O FINADO E O DIA DE FINADOS

O FINADO E O DIA DE FINADOS

Antigamente, no dia de finados, íamos ao cemitério na tranquilidade das primeiras horas do dia, quando o ar estava mais fresco e nossos corpos descansados. No ano de 1985, porém, o feriado em honra aos mortos caiu justamente num sábado, dia em que o escovão revelava o brilho da cera vermelha, os alumínios luziam mais que sol de verão ao meio dia e toda a casa rescendia a óleo de peroba. Naquele dia maçante, a visita ao jazigo ficou em segundo plano.

Ao encerrar a labuta, por volta das cinco horas da tarde, eu, carregando um balde de flores colhidas no quintal, resmungando pelos joelhos esfolados e pelas unhas arruinadas, sentindo o corpo mais cansado que burro estropiado, marchei em companhia de minha mãe rumo à necrópole municipal. Somente nós! O horário inconveniente e a rotina estafante afugentaram os demais familiares. O sol já baixava no horizonte quando atravessamos o largo portão da tenebrosa construção secular. Transitando em meio aos túmulos, meus olhos de lince detectaram uma lápide vistosa, que possivelmente fora restaurada naqueles dias. Sobre o mármore suntuoso, destacava-se uma moldura oval, prateada; e nela, um dos rostos masculinos mais perfeitos e marcantes que já havia visto. Possivelmente, tinha aquelas feições quando a morte o arrebatou. Os cabelos eram bem lisos, fartos e escuros; jogados para trás, formando um topete ao estilo Elvis Presley. O nariz bem perfilado harmonizava-se perfeitamente com o maxilar ligeiramente quadrado que exibia uma charmosa covinha. O retrato era em preto e branco, mas, aquele brilho acentuado no olhar evidenciava íris bem claras.
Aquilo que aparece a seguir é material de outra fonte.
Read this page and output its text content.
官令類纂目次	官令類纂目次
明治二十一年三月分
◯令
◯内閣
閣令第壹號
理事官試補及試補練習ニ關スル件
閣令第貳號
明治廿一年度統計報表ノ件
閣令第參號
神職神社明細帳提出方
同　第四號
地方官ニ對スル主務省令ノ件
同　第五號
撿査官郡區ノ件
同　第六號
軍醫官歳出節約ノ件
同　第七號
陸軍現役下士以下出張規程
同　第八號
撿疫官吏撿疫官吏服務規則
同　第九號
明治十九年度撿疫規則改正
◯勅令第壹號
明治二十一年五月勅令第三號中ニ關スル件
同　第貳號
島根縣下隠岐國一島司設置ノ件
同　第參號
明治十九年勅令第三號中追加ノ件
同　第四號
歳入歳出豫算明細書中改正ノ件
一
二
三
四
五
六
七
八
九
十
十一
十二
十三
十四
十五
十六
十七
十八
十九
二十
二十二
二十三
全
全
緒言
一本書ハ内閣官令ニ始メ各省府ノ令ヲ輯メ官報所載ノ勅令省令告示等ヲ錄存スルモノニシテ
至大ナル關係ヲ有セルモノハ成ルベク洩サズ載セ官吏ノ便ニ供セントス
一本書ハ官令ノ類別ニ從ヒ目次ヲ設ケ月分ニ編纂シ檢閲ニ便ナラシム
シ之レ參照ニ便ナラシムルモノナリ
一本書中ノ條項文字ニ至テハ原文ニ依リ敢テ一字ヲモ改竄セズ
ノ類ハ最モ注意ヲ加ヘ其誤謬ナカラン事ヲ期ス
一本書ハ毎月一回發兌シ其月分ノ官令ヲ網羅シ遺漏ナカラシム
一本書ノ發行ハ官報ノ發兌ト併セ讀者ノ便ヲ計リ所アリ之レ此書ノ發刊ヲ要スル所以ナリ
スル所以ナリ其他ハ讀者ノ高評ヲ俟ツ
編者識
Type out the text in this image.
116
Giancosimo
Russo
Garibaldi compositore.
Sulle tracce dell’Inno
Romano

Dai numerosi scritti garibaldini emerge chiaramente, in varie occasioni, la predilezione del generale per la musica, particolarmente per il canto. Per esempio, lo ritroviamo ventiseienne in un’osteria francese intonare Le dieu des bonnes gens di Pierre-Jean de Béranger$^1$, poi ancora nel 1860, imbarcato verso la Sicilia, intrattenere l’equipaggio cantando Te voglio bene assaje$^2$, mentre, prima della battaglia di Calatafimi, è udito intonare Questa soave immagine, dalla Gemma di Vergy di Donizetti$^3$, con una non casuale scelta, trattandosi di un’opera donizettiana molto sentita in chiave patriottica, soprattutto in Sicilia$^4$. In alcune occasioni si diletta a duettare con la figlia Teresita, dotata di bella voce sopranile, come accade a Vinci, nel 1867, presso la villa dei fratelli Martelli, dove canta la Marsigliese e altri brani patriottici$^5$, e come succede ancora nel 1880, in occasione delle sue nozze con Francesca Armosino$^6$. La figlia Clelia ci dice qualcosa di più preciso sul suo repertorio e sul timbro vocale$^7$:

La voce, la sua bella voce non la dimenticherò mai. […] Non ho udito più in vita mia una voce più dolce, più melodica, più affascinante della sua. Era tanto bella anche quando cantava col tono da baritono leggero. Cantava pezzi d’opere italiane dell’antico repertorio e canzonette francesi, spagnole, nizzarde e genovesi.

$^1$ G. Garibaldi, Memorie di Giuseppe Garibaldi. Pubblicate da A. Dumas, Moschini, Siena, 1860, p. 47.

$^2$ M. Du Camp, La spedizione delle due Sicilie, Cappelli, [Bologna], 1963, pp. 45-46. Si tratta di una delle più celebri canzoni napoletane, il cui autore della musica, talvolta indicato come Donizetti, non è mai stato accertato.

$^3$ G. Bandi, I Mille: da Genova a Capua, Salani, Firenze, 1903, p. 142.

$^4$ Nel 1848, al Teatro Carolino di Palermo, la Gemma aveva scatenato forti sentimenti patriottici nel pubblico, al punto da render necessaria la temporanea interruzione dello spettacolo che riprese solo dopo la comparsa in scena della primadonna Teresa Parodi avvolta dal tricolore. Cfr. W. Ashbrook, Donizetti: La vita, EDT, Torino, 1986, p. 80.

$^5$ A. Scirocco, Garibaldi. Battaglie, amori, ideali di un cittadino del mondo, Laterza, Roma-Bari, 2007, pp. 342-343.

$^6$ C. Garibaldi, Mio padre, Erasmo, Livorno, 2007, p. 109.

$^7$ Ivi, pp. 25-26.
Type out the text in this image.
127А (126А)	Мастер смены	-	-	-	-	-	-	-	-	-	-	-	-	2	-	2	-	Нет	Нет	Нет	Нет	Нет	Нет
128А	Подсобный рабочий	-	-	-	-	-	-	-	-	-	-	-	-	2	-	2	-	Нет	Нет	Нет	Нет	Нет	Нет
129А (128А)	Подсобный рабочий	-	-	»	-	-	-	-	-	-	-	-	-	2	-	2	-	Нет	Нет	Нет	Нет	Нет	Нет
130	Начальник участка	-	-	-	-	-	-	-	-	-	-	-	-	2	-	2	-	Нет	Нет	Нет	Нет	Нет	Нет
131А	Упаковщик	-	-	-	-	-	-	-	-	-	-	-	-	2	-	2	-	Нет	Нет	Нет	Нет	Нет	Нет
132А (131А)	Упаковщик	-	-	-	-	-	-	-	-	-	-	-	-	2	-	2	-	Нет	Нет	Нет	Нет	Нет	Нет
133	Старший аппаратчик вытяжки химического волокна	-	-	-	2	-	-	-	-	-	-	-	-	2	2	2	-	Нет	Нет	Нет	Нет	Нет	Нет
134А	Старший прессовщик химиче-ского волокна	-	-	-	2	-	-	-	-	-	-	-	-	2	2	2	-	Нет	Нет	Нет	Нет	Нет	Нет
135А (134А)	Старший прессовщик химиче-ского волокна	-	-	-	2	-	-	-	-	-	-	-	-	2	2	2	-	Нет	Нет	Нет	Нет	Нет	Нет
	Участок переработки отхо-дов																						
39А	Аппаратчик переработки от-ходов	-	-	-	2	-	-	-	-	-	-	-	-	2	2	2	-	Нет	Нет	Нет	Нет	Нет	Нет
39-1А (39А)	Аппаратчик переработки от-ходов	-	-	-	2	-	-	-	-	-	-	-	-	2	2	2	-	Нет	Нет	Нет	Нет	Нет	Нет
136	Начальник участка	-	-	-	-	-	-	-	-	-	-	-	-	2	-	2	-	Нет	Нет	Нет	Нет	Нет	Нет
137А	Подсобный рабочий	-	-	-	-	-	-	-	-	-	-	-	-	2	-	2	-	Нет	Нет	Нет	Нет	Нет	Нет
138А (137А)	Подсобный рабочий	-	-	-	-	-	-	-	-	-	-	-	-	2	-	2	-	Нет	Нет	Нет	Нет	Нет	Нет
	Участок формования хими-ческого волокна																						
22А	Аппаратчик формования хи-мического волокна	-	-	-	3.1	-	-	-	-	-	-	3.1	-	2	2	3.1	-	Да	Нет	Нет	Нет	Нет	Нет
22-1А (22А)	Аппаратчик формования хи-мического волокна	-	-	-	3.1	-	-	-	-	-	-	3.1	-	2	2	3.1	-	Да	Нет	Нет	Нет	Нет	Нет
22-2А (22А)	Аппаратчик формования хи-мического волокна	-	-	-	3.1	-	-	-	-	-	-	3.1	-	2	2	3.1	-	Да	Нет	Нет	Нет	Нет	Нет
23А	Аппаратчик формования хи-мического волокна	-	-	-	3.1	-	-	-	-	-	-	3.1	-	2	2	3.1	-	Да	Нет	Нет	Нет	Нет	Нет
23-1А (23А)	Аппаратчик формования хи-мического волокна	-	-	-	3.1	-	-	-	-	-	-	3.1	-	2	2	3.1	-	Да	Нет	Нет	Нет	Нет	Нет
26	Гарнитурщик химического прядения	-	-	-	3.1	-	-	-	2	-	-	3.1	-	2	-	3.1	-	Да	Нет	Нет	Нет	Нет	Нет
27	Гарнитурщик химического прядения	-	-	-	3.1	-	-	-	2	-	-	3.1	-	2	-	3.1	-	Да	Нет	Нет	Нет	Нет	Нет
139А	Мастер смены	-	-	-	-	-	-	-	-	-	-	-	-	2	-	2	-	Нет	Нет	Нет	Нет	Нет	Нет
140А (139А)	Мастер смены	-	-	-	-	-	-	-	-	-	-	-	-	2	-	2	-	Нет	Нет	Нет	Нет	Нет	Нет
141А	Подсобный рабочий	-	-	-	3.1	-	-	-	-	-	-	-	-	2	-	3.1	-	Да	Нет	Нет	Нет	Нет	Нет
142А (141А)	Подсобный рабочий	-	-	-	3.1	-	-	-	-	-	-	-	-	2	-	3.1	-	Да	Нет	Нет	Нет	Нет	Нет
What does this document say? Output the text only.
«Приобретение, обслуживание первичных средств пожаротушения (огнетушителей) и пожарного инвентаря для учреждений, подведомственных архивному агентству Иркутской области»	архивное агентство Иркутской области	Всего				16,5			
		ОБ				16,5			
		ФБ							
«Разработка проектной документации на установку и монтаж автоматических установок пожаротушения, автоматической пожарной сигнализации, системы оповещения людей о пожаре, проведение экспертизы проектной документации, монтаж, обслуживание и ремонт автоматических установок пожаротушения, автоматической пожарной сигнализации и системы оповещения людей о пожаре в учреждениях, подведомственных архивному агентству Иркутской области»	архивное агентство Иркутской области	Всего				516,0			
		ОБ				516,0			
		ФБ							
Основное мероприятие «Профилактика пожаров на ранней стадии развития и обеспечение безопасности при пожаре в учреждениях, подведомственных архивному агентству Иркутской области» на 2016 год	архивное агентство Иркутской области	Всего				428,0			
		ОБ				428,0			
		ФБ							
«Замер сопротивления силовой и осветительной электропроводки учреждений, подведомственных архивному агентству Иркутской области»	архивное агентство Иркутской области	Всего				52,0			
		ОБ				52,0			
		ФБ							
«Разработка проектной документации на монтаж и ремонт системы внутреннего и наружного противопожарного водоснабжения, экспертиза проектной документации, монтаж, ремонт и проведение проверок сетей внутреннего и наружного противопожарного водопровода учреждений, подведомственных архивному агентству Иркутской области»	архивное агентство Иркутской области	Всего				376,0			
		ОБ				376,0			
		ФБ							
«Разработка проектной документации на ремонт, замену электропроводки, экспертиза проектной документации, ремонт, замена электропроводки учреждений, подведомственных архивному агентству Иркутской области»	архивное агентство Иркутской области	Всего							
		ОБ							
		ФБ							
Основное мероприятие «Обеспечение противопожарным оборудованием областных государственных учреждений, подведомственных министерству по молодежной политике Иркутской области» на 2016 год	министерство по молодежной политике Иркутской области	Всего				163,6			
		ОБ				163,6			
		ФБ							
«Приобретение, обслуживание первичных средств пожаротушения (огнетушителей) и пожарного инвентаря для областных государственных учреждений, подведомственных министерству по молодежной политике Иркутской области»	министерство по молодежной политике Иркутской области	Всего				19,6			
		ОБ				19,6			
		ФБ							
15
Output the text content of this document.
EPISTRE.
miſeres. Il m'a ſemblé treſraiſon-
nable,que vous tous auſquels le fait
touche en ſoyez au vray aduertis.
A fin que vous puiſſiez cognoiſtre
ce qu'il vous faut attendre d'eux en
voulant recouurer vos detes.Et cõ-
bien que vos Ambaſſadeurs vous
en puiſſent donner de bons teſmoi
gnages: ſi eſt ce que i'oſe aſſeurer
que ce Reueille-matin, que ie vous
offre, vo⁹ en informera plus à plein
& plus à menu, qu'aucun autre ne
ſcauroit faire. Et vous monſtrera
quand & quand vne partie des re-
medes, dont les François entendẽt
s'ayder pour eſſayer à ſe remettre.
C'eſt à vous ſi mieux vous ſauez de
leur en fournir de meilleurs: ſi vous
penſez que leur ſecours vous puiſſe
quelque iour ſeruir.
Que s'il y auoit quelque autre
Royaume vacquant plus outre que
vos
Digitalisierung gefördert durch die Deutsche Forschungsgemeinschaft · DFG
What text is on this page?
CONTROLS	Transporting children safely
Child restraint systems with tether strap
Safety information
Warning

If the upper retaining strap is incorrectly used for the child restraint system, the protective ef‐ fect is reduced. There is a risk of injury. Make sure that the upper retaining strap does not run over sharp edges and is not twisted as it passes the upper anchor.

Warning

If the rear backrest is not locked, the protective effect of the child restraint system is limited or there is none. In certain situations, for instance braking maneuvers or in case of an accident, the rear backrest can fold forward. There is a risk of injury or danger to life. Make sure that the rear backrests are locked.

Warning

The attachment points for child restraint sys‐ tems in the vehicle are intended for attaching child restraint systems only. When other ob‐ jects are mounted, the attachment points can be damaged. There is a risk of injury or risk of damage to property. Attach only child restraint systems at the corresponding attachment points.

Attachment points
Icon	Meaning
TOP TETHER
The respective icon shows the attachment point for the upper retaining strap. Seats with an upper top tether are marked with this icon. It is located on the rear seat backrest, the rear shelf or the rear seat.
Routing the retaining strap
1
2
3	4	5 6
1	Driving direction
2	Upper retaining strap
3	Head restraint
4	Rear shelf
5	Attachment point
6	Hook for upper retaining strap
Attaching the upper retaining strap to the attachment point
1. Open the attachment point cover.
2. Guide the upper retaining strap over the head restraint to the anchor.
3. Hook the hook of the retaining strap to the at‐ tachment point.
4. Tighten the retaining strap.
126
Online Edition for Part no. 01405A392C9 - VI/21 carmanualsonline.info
Uma pinta próxima à orelha e um sorriso no canto da boca completavam o visual de galã de Hollywood.

Minha mãe seguiu, sem notar meu encantamento diante do retrato do finado. O piado de um pássaro rumo ao ninho me fez levantar a cabeça e perceber que não tinha tempo a perder. Dei mais uma espiada e segui pensando besteiras. Concluí que a vida era muito injusta. Lamentei ter somente quinze anos. Desejei ter sido contemporânea do falecido bonitão. Imaginei qual seria sua estatura. Devia ser alto! Pois, para mim, somente os homens altos eram bonitos. E, finalmente, achei que faríamos um belo par! Claro, se nossos destinos tivessem se cruzado.

Quando encontramos o túmulo do meu avô, parei de pensar e invocar besteiras e, com o coração extravasando saudade me pus a arrumar flores e velas. Depois, com a voz embargada me ajoelhei e fiz uma oração. Ao encerrar a reza, levantei a cabeça e encontrei, a menos de três metros, um homem alto, de cabelos lisos e escuros, jogados para trás, com os olhos esverdeados, o queixo ligeiramente quadrado, com covinha e tudo. Estava parado, de braços cruzados, nem sério, nem sorridente... aquele sorriso no canto da boca; e olhava fixamente para nós, sem nada dizer.

Abaixei a cabeça, fechei os olhos e em silêncio, rezei, rezei, rezei... invoquei todos os anjos e santos. Senti tudo que arrepia: o medo do lugar, da noite que chegava, do desconhecido, das coisas desconhecidas... enfim! Parecia que o chão estava se abrindo para me engolir.

Abri os olhos. Ele continuava lá. Olhei para minha mãe. Ela continuava ajoelhada; não parava de rezar. O vento soprou e trouxe cheiro de almíscar. Ainda por cima era cheiroso!

Não sei precisar quanto tempo durou aquela cena, mas me lembro bem quando minha mãe se levantou. Pois, foi nessa hora que escutei uma voz grave e meio rouca, muito gentil, pedir que lhe emprestasse o balde. E claro que minha mãe emprestou! Com muita naturalidade, por sinal. Ele se aproximou, apanhou o recipiente e seguiu diligente em direção à caixa d’água. Eu o acompanhei com os olhos apavorados, mas já estava quase deitada sobre o túmulo. Queria me levantar, mas as pernas não obedeciam.

Ele jogou água sobre o mármore, retirou um pouco da poeira; repetiu a operação e, finalmente, depositou flores. Voltou para devolver o balde. A esta altura, a lua já estava fechando as cortinas do dia. Recuperei as forças e, quase correndo, acompanhei minha mãe. Quando atravessamos o portão, os sinos da catedral já tangiam e os alto-falantes já propagavam a ave maria de Schubert. O irmão do defunto entrava em seu carro e ia embora. Inesquecível dia de finados.